Choppy week in the markets, wouldn’t you say? Gap down one day, gap up the next. That’s what you get when the tub is full of Fed-faked funny-money. Bigger waves…more tumult…less predictability. And a whole lotta motion sickness along the way.
Markets are always and forever in a process of price discovery, torn between demand for lower prices from buyers on one side, and the profit motive from sellers on the other. Somewhere in the middle, the two parties will come together to exchange their goods and services. In other words, they “discover” an agreeable price at which everyone finds value. This is what the free market does naturally. Low prices invite demand…driving prices higher. High prices invite competition (supply)…driving prices lower.

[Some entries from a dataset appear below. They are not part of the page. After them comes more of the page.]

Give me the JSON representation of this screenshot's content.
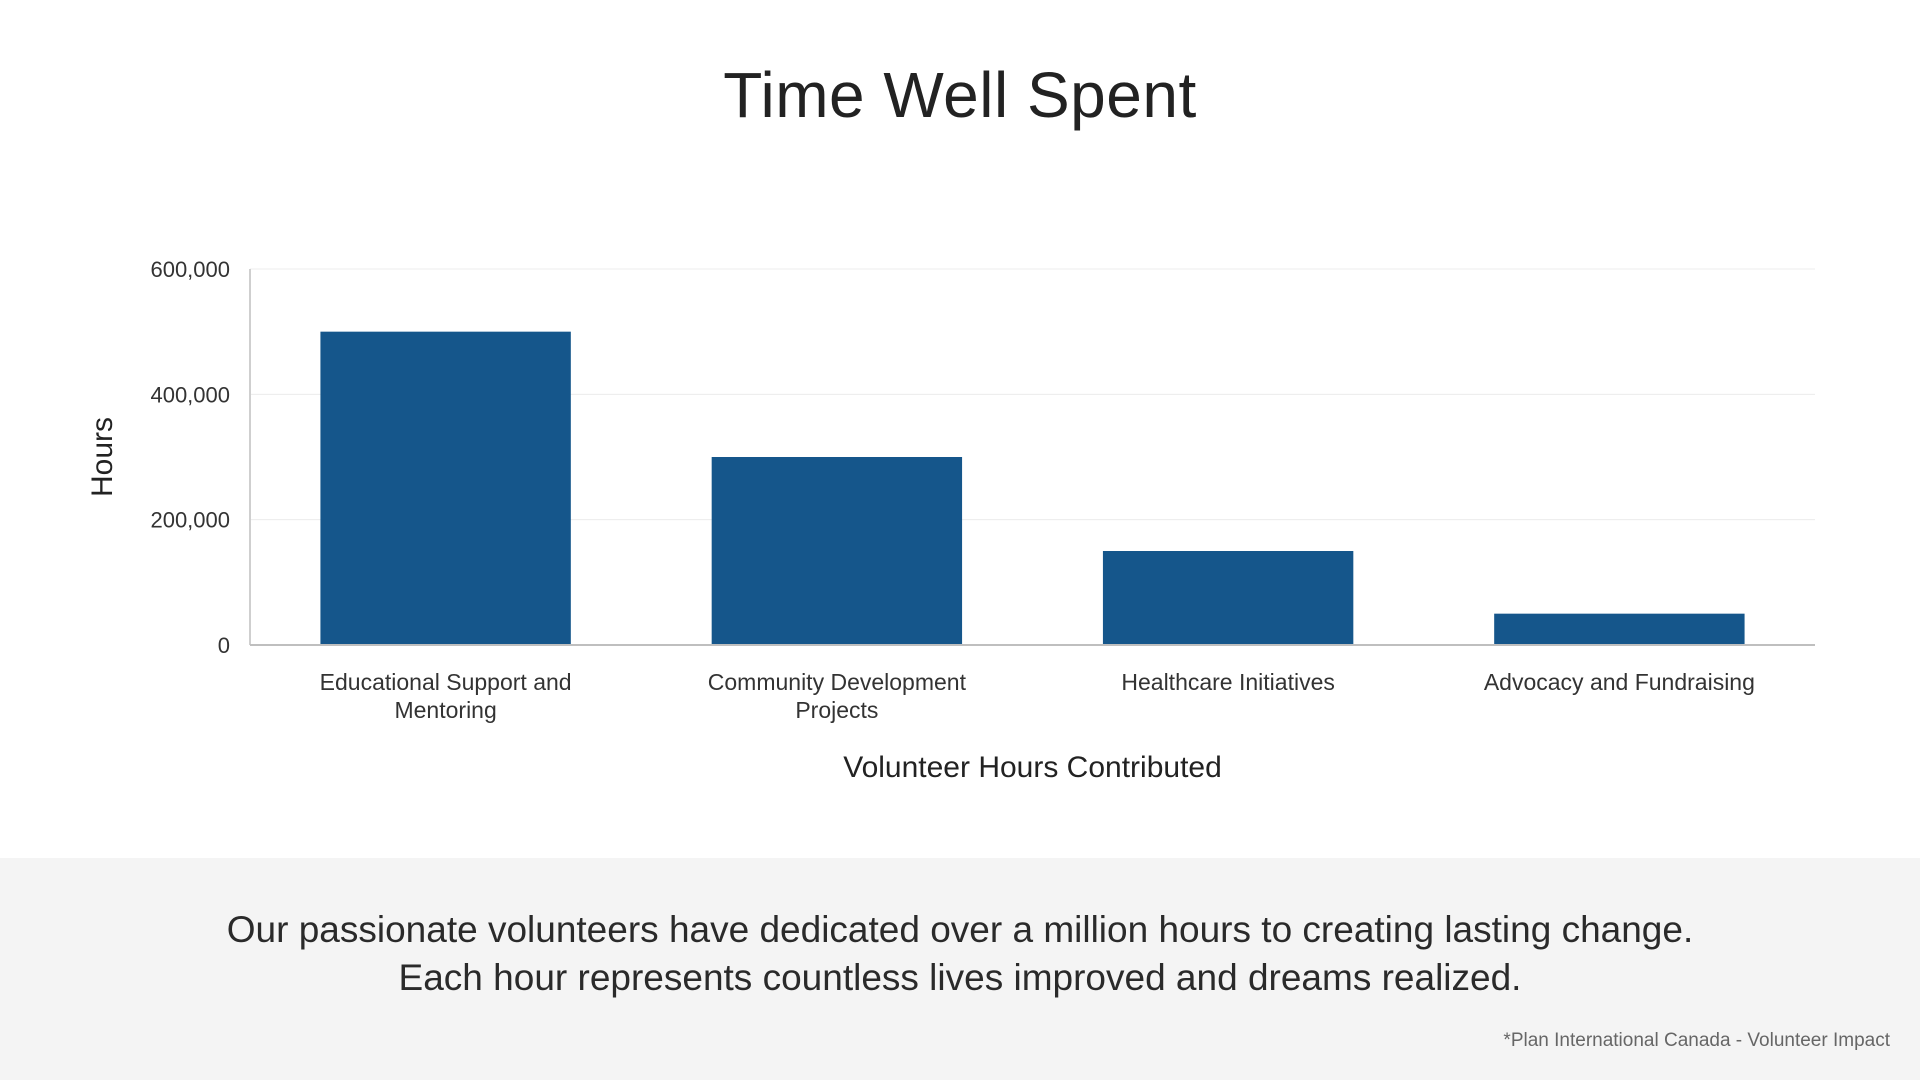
{
  "title": "Time Well Spent",
  "chart_data": {
    "type": "bar",
    "categories": [
      [
        "Educational Support and",
        "Mentoring"
      ],
      [
        "Community Development",
        "Projects"
      ],
      [
        "Healthcare Initiatives"
      ],
      [
        "Advocacy and Fundraising"
      ]
    ],
    "values": [
      500000,
      300000,
      150000,
      50000
    ],
    "xlabel": "Volunteer Hours Contributed",
    "ylabel": "Hours",
    "ylim": [
      0,
      600000
    ],
    "yticks": [
      0,
      200000,
      400000,
      600000
    ],
    "ytick_labels": [
      "0",
      "200,000",
      "400,000",
      "600,000"
    ],
    "bar_color": "#15568b",
    "grid": true
  },
  "footer": {
    "message": "Our passionate volunteers have dedicated over a million hours to creating lasting change. Each hour represents countless lives improved and dreams realized.",
    "source": "*Plan International Canada - Volunteer Impact"
  }
}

Obviously, therefore, you expect a bit of movement, a bit of price fluctuation as buyers and sellers jostle for position. What you don’t expect is multi-hundred point daily swings in the stock markets. You don’t expect gold to jump $20, $30 or more in a 24-hour period. (Remember, before FDR confiscated all the gold in the land back in 1933, an ounce of gold was only “worth” $20. More correctly, a dollar was worth 1/20th an ounce of gold. Then, in one fell swoop, the original New Dealer “revalued” the metal to $35 an ounce, thereby devaluing the dollar to 1/35th an ounce of gold.)
The point is, a $20 or $30 movement in the price of gold back then would have been unthinkable (but for political strong-arming). Today, with the dollar having been beaten, bludgeoned and fisticuffed down to less than 1/1,500th an ounce of gold, twenty bucks here or there is hardly worth mentioning, such is the woeful state of the world’s leading fiat money.
Of course, markets don’t demand fiat currencies. Free individuals don’t wake up one day and say to themselves, “Gee… Wouldn’t it be nice if we had an unquestionable, unaccountable, centrally controlled monopoly on counterfeiting to help debase our medium of exchange, saddle the populace with that most insidious of all taxes – inflation – and to sell our kiddies future down the drain? I know, let’s create a Federal Reserve!”
Such institutions don’t come about “naturally.” They require political pull and the gun-for-rent that is the government. They take cover behind rooking legalese, as is found in “The Federal Reserve Act of 1913,” and the absurd prevarications of its “dual mandate,” which is, at present, sold to the terminally credulous public under the noble-sounding, though entirely erroneous mission statement of “price stability and maximum employment.”
Anyone with a basic, non-Ivy League-approved understanding of economics knows this to be a ridiculous goal in the first place. For one, gold takes care of price stability itself. Has done for thousands of years. Price instability is the direct result of fiat monies and manipulation of the money supply by self-serving central banking cartels. From tulipmania to techmania, one can find, at the rotten heart of every inflationary crisis, a central banker with an equally rotten brain and/or heart.
As for the “fetish of full employment,” as Henry Hazlitt so eloquently explains in his classic, Economics in One Lesson:
“The progress of civilization has meant the reduction of employment, not its increase. It is because we have become increasingly wealthy as a nation that we have been able virtually to eliminate child labor, to remove the necessity of work for many of the aged and to make it [financially] unnecessary for millions of women to take jobs.
“The real question,” continued Hazlitt, writing in 1946, “is not how many millions of jobs there will be in America ten years from now, but how much shall we produce, and what, in consequence, will be our standard of living?”